Orta sırtların altında, anormal manto, artan sıcaklık nedeniyle azaltılmış bir viskoziteye sahiptir. Madde yeterince hızlı yayılabilir. Bu bağlamda, tabanın büyümesi artan bir oranda gerçekleşir. Okyanus astenosferi de nispeten düşük bir viskoziteye sahiptir.

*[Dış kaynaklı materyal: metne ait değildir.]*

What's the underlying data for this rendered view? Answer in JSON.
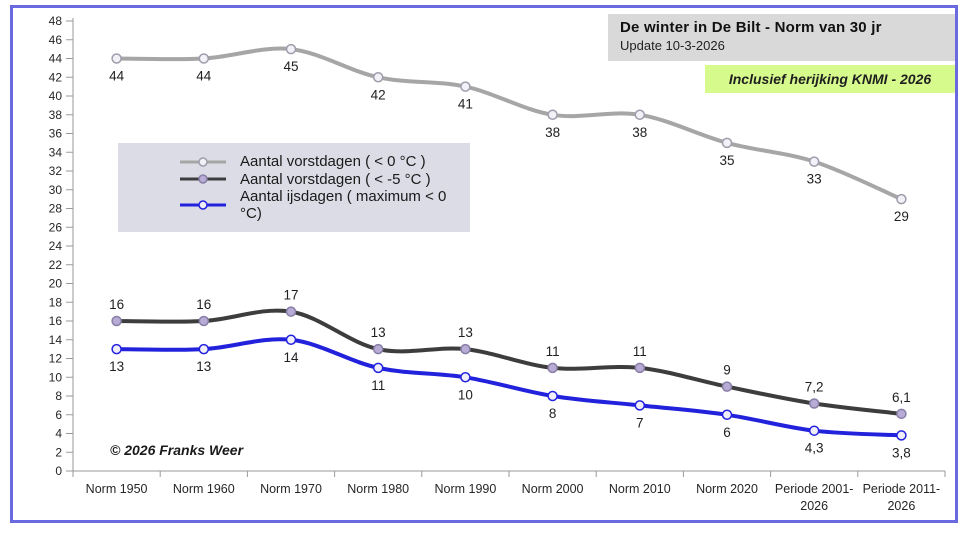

Dünyanın ana litosfer plakaları, sırtlardan dalış bölgelerine doğru yüzer. Bu alanlar aynı okyanustaysa, süreç nispeten yüksek bir hızda gerçekleşir. Bu durum bugün Pasifik Okyanusu için tipiktir. Dip büyümesi ve çökme farklı alanlarda meydana gelirse, aralarında bulunan kıta, derinleşmenin gerçekleştiği yöne doğru sürüklenir. Kıtaların altında, astenosferin viskozitesi okyanusların altından daha yüksektir. Meydana gelen sürtünme nedeniyle harekete karşı önemli bir direnç ortaya çıkar. Sonuç olarak, mantonun aynı alana daldırılması için herhangi bir telafi yoksa, tabanın genişleme hızı azalır. Bu nedenle, Pasifik'teki çoğalma Atlantik'tekinden daha hızlıdır.